The federal government’s support of the economy helped prop up many real estate subsectors, but that didn’t completely prevent the pandemic from sinking its teeth into leisure, hospitality and retail.
Still, the latest figures out of the Labor Department point to the recovery story.
The country added 599,000 jobs in May, surpassing some economists’ expectations and providing hope after a lull in April. Fitch Ratings had expected to see about 400,000 to 500,000 new jobs added in May and it expects to see those figures each month over the next several months, the firm’s chief economist, Brian Coulton, told Commercial Observer.
And while the labor market is still down about 8 million jobs from pre-pandemic, jobs in leisure, hospitality and education saw upticks in hiring in May, and consumer spending has also come roaring back — supported, in part, by stimulus measures. It serves as an early sign that as the pandemic continues to wane, supply is catching up with demand in the job market. In an April survey from the Bureau of Labor Statistics as part of its jobs report, about 3 million people indicated that they weren’t able to search for work because of pandemic-related restrictions.
“I think maybe the demand has come back quicker than the supply,” Coulton said about hospitality, leisure and travel. “And it may well be that it’s a less-attractive sector to work in than before; it’s a low-wage sector, and it will be the first to be hit if the pandemic rears its head again.”
Inflation has been slowly ticking up, too, as all the while the Federal Reserve has helped keep interest rates down via its bond-buying programs. Still, there’s a long way to go before the Fed begins to consider tapering back its bond buying in favor of raising interest rates, which would in turn make borrowing more expensive for real estate investors, Coulton said.

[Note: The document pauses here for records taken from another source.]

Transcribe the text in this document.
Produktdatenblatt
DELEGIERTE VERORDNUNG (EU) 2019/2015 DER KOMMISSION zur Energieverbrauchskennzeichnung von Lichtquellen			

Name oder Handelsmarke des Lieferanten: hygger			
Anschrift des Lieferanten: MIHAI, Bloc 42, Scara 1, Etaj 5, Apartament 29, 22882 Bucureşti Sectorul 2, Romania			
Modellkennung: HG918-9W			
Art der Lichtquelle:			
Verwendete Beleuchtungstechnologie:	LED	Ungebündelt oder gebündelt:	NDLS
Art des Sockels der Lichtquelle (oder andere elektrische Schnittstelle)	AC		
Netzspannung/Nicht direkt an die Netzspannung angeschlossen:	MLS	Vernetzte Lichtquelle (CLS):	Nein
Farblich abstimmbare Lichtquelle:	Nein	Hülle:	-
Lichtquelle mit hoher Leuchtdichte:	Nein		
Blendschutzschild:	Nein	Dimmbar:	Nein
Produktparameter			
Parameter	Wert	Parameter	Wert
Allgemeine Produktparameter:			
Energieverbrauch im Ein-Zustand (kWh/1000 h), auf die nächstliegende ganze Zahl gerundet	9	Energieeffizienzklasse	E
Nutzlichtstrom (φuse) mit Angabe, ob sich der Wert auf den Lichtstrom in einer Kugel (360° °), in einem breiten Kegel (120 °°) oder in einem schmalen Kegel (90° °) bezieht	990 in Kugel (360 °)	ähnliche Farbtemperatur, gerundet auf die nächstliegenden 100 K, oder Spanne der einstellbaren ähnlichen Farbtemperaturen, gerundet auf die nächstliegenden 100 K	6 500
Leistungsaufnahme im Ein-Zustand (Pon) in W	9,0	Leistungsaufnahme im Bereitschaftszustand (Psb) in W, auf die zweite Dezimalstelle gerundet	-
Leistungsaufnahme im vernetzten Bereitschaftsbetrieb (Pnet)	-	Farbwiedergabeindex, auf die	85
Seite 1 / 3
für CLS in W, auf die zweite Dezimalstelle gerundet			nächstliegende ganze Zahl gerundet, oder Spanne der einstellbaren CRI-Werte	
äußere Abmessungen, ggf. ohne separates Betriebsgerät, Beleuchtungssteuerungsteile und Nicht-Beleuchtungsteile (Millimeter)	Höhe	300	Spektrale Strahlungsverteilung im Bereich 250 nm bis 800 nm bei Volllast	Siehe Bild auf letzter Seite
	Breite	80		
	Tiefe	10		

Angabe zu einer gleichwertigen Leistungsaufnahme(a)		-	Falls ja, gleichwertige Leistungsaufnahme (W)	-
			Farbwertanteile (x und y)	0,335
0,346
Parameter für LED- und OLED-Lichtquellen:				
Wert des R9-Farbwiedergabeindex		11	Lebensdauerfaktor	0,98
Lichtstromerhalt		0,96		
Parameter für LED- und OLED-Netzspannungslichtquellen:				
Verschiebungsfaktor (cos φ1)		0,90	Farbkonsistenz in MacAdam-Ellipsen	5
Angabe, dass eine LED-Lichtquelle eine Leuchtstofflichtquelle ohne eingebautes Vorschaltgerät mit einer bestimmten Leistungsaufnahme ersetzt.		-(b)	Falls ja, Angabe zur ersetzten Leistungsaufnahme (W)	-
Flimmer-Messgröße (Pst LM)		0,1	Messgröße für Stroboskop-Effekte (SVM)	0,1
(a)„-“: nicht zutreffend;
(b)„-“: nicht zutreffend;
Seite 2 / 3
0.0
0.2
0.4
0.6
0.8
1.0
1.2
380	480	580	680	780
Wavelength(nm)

“I think it would be premature, even if we [had gotten] a million jobs in [May],” he said, adding that the Fed’s overarching goal is getting back to full employment before moving to raise interest rates, which Fitch forecasts would call for 7 to 7.5 million new gigs, an 18-month timeline. The Fed has shown that it’s more tolerant of higher inflation than in the past, “a big change in their reaction function and it has to be taken seriously, because as far as they’re concerned they undershot for the previous five to 10 years.”

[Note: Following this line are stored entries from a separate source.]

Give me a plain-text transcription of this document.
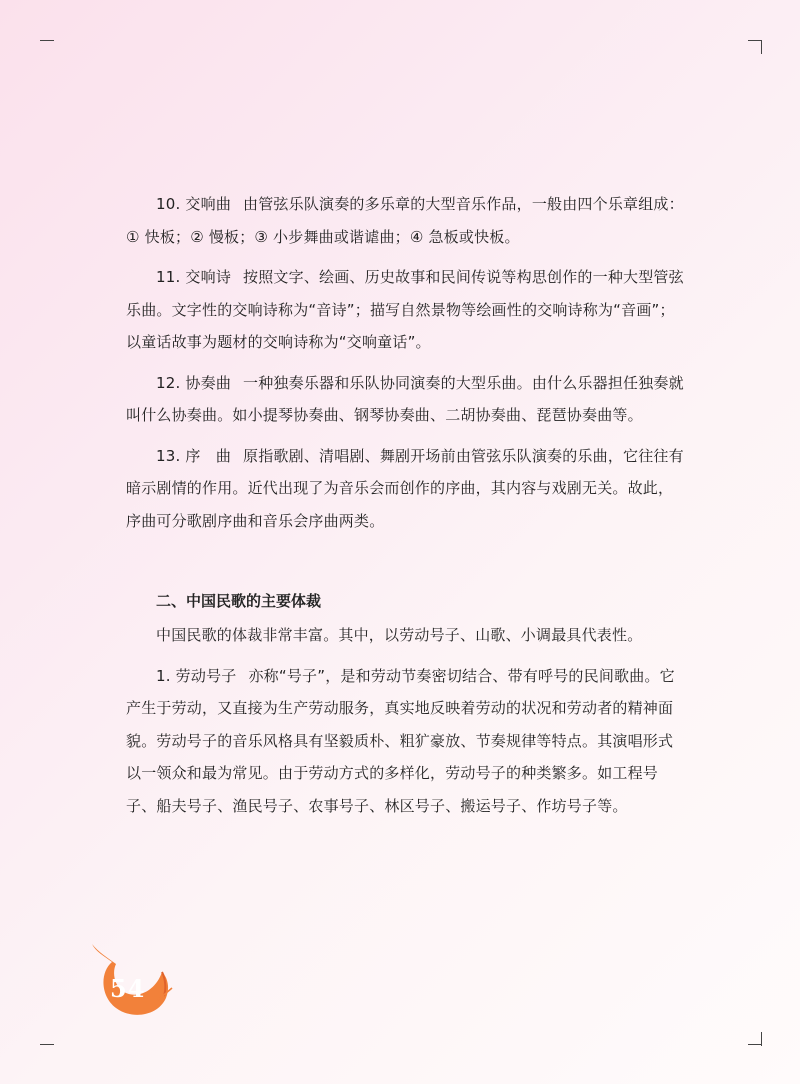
10. 交响曲 由管弦乐队演奏的多乐章的大型音乐作品，一般由四个乐章组成：① 快板；② 慢板；③ 小步舞曲或谐谑曲；④ 急板或快板。

11. 交响诗 按照文字、绘画、历史故事和民间传说等构思创作的一种大型管弦乐曲。文字性的交响诗称为“音诗”；描写自然景物等绘画性的交响诗称为“音画”；以童话故事为题材的交响诗称为“交响童话”。

12. 协奏曲 一种独奏乐器和乐队协同演奏的大型乐曲。由什么乐器担任独奏就叫什么协奏曲。如小提琴协奏曲、钢琴协奏曲、二胡协奏曲、琵琶协奏曲等。

13. 序　曲 原指歌剧、清唱剧、舞剧开场前由管弦乐队演奏的乐曲，它往往有暗示剧情的作用。近代出现了为音乐会而创作的序曲，其内容与戏剧无关。故此，序曲可分歌剧序曲和音乐会序曲两类。

二、中国民歌的主要体裁

中国民歌的体裁非常丰富。其中，以劳动号子、山歌、小调最具代表性。

1. 劳动号子 亦称“号子”，是和劳动节奏密切结合、带有呼号的民间歌曲。它产生于劳动，又直接为生产劳动服务，真实地反映着劳动的状况和劳动者的精神面貌。劳动号子的音乐风格具有坚毅质朴、粗犷豪放、节奏规律等特点。其演唱形式以一领众和最为常见。由于劳动方式的多样化，劳动号子的种类繁多。如工程号子、船夫号子、渔民号子、农事号子、林区号子、搬运号子、作坊号子等。

54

High inflation, of course, would prove detrimental for the broader economy, but economists expect the Fed to act before that happens. Still, in the short term, it makes real estate more attractive and could be beneficial for the sector’s ongoing recovery.

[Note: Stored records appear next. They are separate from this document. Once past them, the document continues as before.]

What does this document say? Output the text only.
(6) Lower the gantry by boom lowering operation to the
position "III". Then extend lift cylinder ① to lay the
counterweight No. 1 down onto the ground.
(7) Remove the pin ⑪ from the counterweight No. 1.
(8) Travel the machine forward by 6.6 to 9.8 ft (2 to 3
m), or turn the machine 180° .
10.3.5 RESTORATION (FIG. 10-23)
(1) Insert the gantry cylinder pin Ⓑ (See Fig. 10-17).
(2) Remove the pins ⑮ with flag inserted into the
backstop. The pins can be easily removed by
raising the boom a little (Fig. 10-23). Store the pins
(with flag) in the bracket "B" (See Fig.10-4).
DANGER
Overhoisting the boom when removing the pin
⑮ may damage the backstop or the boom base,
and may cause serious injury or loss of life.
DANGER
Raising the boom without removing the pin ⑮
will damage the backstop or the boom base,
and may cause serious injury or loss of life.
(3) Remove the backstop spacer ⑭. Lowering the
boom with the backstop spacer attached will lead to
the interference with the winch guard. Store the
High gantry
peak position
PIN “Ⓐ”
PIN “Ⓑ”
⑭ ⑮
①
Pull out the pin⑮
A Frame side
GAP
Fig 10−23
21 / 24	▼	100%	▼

“Prices rise, values climb and rents can be increased, and, if you’ve fixed your borrowing costs over a long period of time, there’s a lot of upside,” Dickerman said. “There’s an argument to buy now, even though prices haven’t capitulated.”
Real gross domestic product (GDP) climbed at an annual rate of 6.4 percent in the first quarter of 2021, according data from the Commerce Department’s Bureau of Economic Analysis, and with growth projections for the rest of this year hovering in the 6 to 7 percent range. Dickerman added that he believes “now, the U.S is at the front end of the recovery and the science around vaccines. The economic story is going to be extremely positive.”